Пал и Петер — в святцах тоже
Оба рядом поместились.
И лишь там они, быть может,
Меж собою не бранились.
А у наших Петер — Пала
Шум и гам, лишь солнце встало:
Брань такая — уши вянут.
А как сумерки настанут —
Начиналось все сначала…
Если печь затопит Пал,
Из трубы дымком потянет,
Петер скажет: «Так и знал!»
И чихать от дыма станет.
Если ж к Палу в сад, случится,
Куры Петера зайдут,
Пал, как бешеный, стучится
В дом к соседу: «Эй вы, тут!»
Словно хочет — сам не свой —
Стенку вышибить ногой.
Так и жили Пал и Петер,—
Крики, гвалт, угрозы, ругань.
Даже жены их и дети
Поцарапались друг с другом,
Словно псы, что целый день
С двух сторон грызут плетень.
Это, впрочем, лишь началом
Было в их вражде жестокой…
Украшал усадьбу Пала
Куст орешника высокий.
Рос он, рос, и ветка скоро —
И с плодами, и с листвою —
Очутилась за забором:
Над соседскою землею.
(Петер видел, только все же
Не обрезал потому,
Что с нее орехи тоже,
Тоже падали к нему.)
И случилось, в воскресенье
Появился соловей,
Чтоб на ветке той весенней
Петь о радости своей.
Солнцу, что в росе сверкало,
Рощам, травам и ручью,
Ветерку, чем грудь дышала,
Он воздал хвалу свою.
Он воспел прозрачный воздух,
Он любовь свою воспел
И ореховый отросток,
На котором он сидел.
Так он пел на ветке скромной
Песню сердца своего,
Словно этот мир огромный
Создан был лишь для него.
С изумленьем, с восхищеньем
Пал прислушивался к пенью
И гордился песней той:
«Как красиво —
Просто диво! —
Соловейка свищет мой».
«Ваш?! Пустые разговоры!
Ваша только тень его»,—
Слышит Пал из-за забора
От соседа своего.
«Чей же? — Пал кричит и злится.
Чей он?

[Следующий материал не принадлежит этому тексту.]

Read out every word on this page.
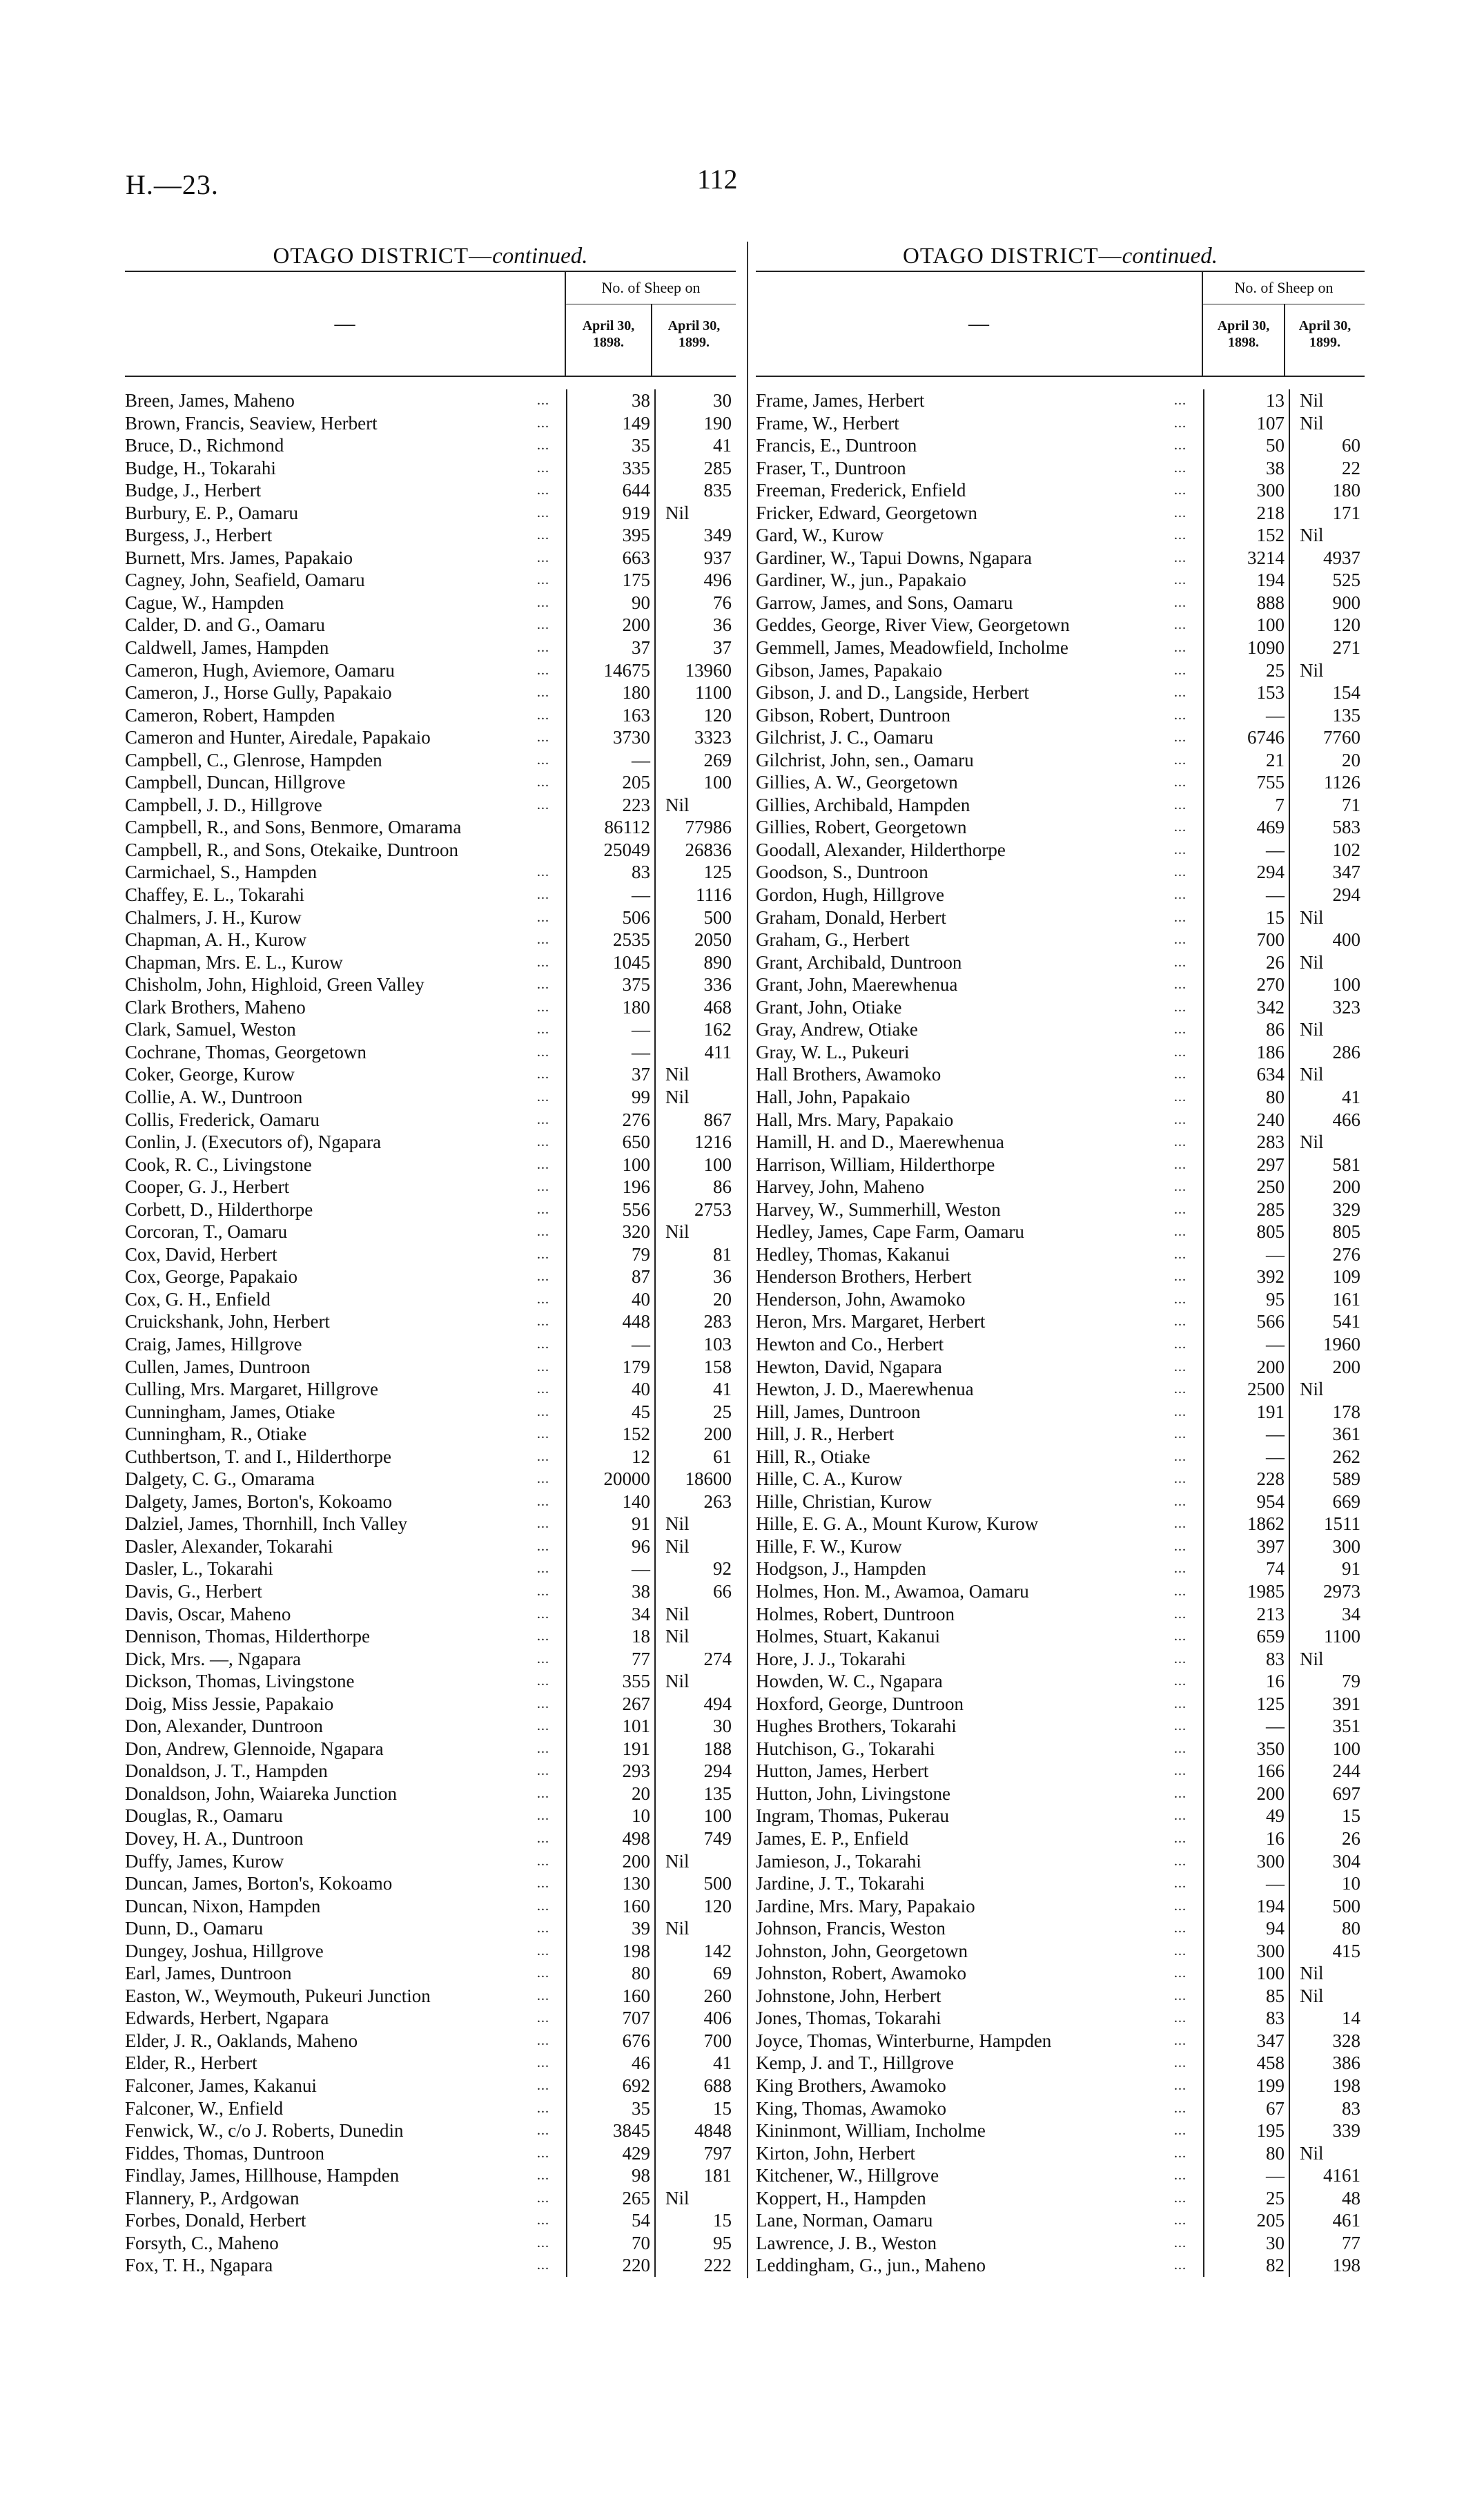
H.—23.	112
OTAGO DISTRICT—continued.
—
No. of Sheep on
April 30, 1898.
April 30, 1899.
Breen, James, Maheno	...	38	30
Brown, Francis, Seaview, Herbert	...	149	190
Bruce, D., Richmond	...	35	41
Budge, H., Tokarahi	...	335	285
Budge, J., Herbert	...	644	835
Burbury, E. P., Oamaru	...	919 Nil
Burgess, J., Herbert	...	395	349
Burnett, Mrs. James, Papakaio	...	663	937
Cagney, John, Seafield, Oamaru	...	175	496
Cague, W., Hampden	...	90	76
Calder, D. and G., Oamaru	...	200	36
Caldwell, James, Hampden	...	37	37
Cameron, Hugh, Aviemore, Oamaru	...	14675	13960
Cameron, J., Horse Gully, Papakaio	...	180	1100
Cameron, Robert, Hampden	...	163	120
Cameron and Hunter, Airedale, Papakaio	...	3730	3323
Campbell, C., Glenrose, Hampden	...	—	269
Campbell, Duncan, Hillgrove	...	205	100
Campbell, J. D., Hillgrove	...	223 Nil
Campbell, R., and Sons, Benmore, Omarama	86112	77986
Campbell, R., and Sons, Otekaike, Duntroon	25049	26836
Carmichael, S., Hampden	...	83	125
Chaffey, E. L., Tokarahi	...	—	1116
Chalmers, J. H., Kurow	...	506	500
Chapman, A. H., Kurow	...	2535	2050
Chapman, Mrs. E. L., Kurow	...	1045	890
Chisholm, John, Highloid, Green Valley	...	375	336
Clark Brothers, Maheno	...	180	468
Clark, Samuel, Weston	...	—	162
Cochrane, Thomas, Georgetown	...	—	411
Coker, George, Kurow	...	37 Nil
Collie, A. W., Duntroon	...	99 Nil
Collis, Frederick, Oamaru	...	276	867
Conlin, J. (Executors of), Ngapara	...	650	1216
Cook, R. C., Livingstone	...	100	100
Cooper, G. J., Herbert	...	196	86
Corbett, D., Hilderthorpe	...	556	2753
Corcoran, T., Oamaru	...	320 Nil
Cox, David, Herbert	...	79	81
Cox, George, Papakaio	...	87	36
Cox, G. H., Enfield	...	40	20
Cruickshank, John, Herbert	...	448	283
Craig, James, Hillgrove	...	—	103
Cullen, James, Duntroon	...	179	158
Culling, Mrs. Margaret, Hillgrove	...	40	41
Cunningham, James, Otiake	...	45	25
Cunningham, R., Otiake	...	152	200
Cuthbertson, T. and I., Hilderthorpe	...	12	61
Dalgety, C. G., Omarama	...	20000	18600
Dalgety, James, Borton's, Kokoamo	...	140	263
Dalziel, James, Thornhill, Inch Valley	...	91 Nil
Dasler, Alexander, Tokarahi	...	96 Nil
Dasler, L., Tokarahi	...	—	92
Davis, G., Herbert	...	38	66
Davis, Oscar, Maheno	...	34 Nil
Dennison, Thomas, Hilderthorpe	...	18 Nil
Dick, Mrs. —, Ngapara	...	77	274
Dickson, Thomas, Livingstone	...	355 Nil
Doig, Miss Jessie, Papakaio	...	267	494
Don, Alexander, Duntroon	...	101	30
Don, Andrew, Glennoide, Ngapara	...	191	188
Donaldson, J. T., Hampden	...	293	294
Donaldson, John, Waiareka Junction	...	20	135
Douglas, R., Oamaru	...	10	100
Dovey, H. A., Duntroon	...	498	749
Duffy, James, Kurow	...	200 Nil
Duncan, James, Borton's, Kokoamo	...	130	500
Duncan, Nixon, Hampden	...	160	120
Dunn, D., Oamaru	...	39 Nil
Dungey, Joshua, Hillgrove	...	198	142
Earl, James, Duntroon	...	80	69
Easton, W., Weymouth, Pukeuri Junction	...	160	260
Edwards, Herbert, Ngapara	...	707	406
Elder, J. R., Oaklands, Maheno	...	676	700
Elder, R., Herbert	...	46	41
Falconer, James, Kakanui	...	692	688
Falconer, W., Enfield	...	35	15
Fenwick, W., c/o J. Roberts, Dunedin	...	3845	4848
Fiddes, Thomas, Duntroon	...	429	797
Findlay, James, Hillhouse, Hampden	...	98	181
Flannery, P., Ardgowan	...	265 Nil
Forbes, Donald, Herbert	...	54	15
Forsyth, C., Maheno	...	70	95
Fox, T. H., Ngapara	...	220	222
OTAGO DISTRICT—continued.
—
No. of Sheep on
April 30, 1898.
April 30, 1899.
Frame, James, Herbert	...	13 Nil
Frame, W., Herbert	...	107 Nil
Francis, E., Duntroon	...	50	60
Fraser, T., Duntroon	...	38	22
Freeman, Frederick, Enfield	...	300	180
Fricker, Edward, Georgetown	...	218	171
Gard, W., Kurow	...	152 Nil
Gardiner, W., Tapui Downs, Ngapara	...	3214	4937
Gardiner, W., jun., Papakaio	...	194	525
Garrow, James, and Sons, Oamaru	...	888	900
Geddes, George, River View, Georgetown	...	100	120
Gemmell, James, Meadowfield, Incholme	...	1090	271
Gibson, James, Papakaio	...	25 Nil
Gibson, J. and D., Langside, Herbert	...	153	154
Gibson, Robert, Duntroon	...	—	135
Gilchrist, J. C., Oamaru	...	6746	7760
Gilchrist, John, sen., Oamaru	...	21	20
Gillies, A. W., Georgetown	...	755	1126
Gillies, Archibald, Hampden	...	7	71
Gillies, Robert, Georgetown	...	469	583
Goodall, Alexander, Hilderthorpe	...	—	102
Goodson, S., Duntroon	...	294	347
Gordon, Hugh, Hillgrove	...	—	294
Graham, Donald, Herbert	...	15 Nil
Graham, G., Herbert	...	700	400
Grant, Archibald, Duntroon	...	26 Nil
Grant, John, Maerewhenua	...	270	100
Grant, John, Otiake	...	342	323
Gray, Andrew, Otiake	...	86 Nil
Gray, W. L., Pukeuri	...	186	286
Hall Brothers, Awamoko	...	634 Nil
Hall, John, Papakaio	...	80	41
Hall, Mrs. Mary, Papakaio	...	240	466
Hamill, H. and D., Maerewhenua	...	283 Nil
Harrison, William, Hilderthorpe	...	297	581
Harvey, John, Maheno	...	250	200
Harvey, W., Summerhill, Weston	...	285	329
Hedley, James, Cape Farm, Oamaru	...	805	805
Hedley, Thomas, Kakanui	...	—	276
Henderson Brothers, Herbert	...	392	109
Henderson, John, Awamoko	...	95	161
Heron, Mrs. Margaret, Herbert	...	566	541
Hewton and Co., Herbert	...	—	1960
Hewton, David, Ngapara	...	200	200
Hewton, J. D., Maerewhenua	...	2500 Nil
Hill, James, Duntroon	...	191	178
Hill, J. R., Herbert	...	—	361
Hill, R., Otiake	...	—	262
Hille, C. A., Kurow	...	228	589
Hille, Christian, Kurow	...	954	669
Hille, E. G. A., Mount Kurow, Kurow	...	1862	1511
Hille, F. W., Kurow	...	397	300
Hodgson, J., Hampden	...	74	91
Holmes, Hon. M., Awamoa, Oamaru	...	1985	2973
Holmes, Robert, Duntroon	...	213	34
Holmes, Stuart, Kakanui	...	659	1100
Hore, J. J., Tokarahi	...	83 Nil
Howden, W. C., Ngapara	...	16	79
Hoxford, George, Duntroon	...	125	391
Hughes Brothers, Tokarahi	...	—	351
Hutchison, G., Tokarahi	...	350	100
Hutton, James, Herbert	...	166	244
Hutton, John, Livingstone	...	200	697
Ingram, Thomas, Pukerau	...	49	15
James, E. P., Enfield	...	16	26
Jamieson, J., Tokarahi	...	300	304
Jardine, J. T., Tokarahi	...	—	10
Jardine, Mrs. Mary, Papakaio	...	194	500
Johnson, Francis, Weston	...	94	80
Johnston, John, Georgetown	...	300	415
Johnston, Robert, Awamoko	...	100 Nil
Johnstone, John, Herbert	...	85 Nil
Jones, Thomas, Tokarahi	...	83	14
Joyce, Thomas, Winterburne, Hampden	...	347	328
Kemp, J. and T., Hillgrove	...	458	386
King Brothers, Awamoko	...	199	198
King, Thomas, Awamoko	...	67	83
Kininmont, William, Incholme	...	195	339
Kirton, John, Herbert	...	80 Nil
Kitchener, W., Hillgrove	...	—	4161
Koppert, H., Hampden	...	25	48
Lane, Norman, Oamaru	...	205	461
Lawrence, J. B., Weston	...	30	77
Leddingham, G., jun., Maheno	...	82	198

Ветка ведь моя».
«Ветка ваша. Только птица
Мне свистела, у меня.
Значит, здесь резон прямой:
Птичий свист — не ваш, а мой!..»
Началось опять такое,
Что уж ругань — пустяки:
В ход пошли лопаты, колья
И, конечно, кулаки.
Бился Петер, дрался Пал —
Прав своих не уступал.
Нос в крови, в грязи рубашка
И синяк промеж бровей…
Вот что сделала ты, пташка,—
Неразумный соловей!
Отвечая на расспросы,
С синяком, с разбитым носом,
Пал стоял перед судьей:
«Свист был мой и только мой!
И ни свиста, ни полсвиста
Я ему не уступлю!
Я пожалуюсь министру,
Я отправлюсь к королю!»
Чтоб слова весомей стали,
Чтоб скорей нашлись концы,
Пал выкладывает талер
Правосудью на весы.
Увидал судья премудрый —
Отвести не может глаз.
И в карман его нагрудный
Талер сам вскочил тотчас.
Петер тоже к правосудью
Шел — решительный и злой:
«Видит бог и знают люди —
Свист был мой и только мой!
И таких законов нету,
Чтоб глумиться надо мною!..—
Талер новенький при этом
Он кладет перед судьею.—
Не пойду я, ваша милость,
На уступки разной дряни!..»
И монета очутилась
У судьи в другом кармане.
Суд настал. Все ждут решенья,
Всякий хочет знать скорей —
Для кого же в воскресенье
Пел на ветке соловей?
Нетерпенье нарастает,
Но судья молчит пока —
То ли сам еще не знает,
То ль лишился языка.
Все законы,
Все каноны
Пораскрыли адвокаты,
Все параграфы прочли,
Но о свисте о проклятом
Указаний не нашли.
И, разгневанный, суровый,
Встал судья, заговорил.
И такое — слово в слово —
Он решенье объявил:
«Говоришь, тебе свистала?
(Он взглянул при том на Пала.)
Говоришь, что свист был твой?
(Ткнул он в Петера рукой.)
Нет! Свистала эта птица
Ни тебе и ни ему!
Мне свистала эта птица,
Мне свистала одному!
(И по правому карману
Хлопнул правою рукою,
И по левому карману
Хлопнул левою рукою.)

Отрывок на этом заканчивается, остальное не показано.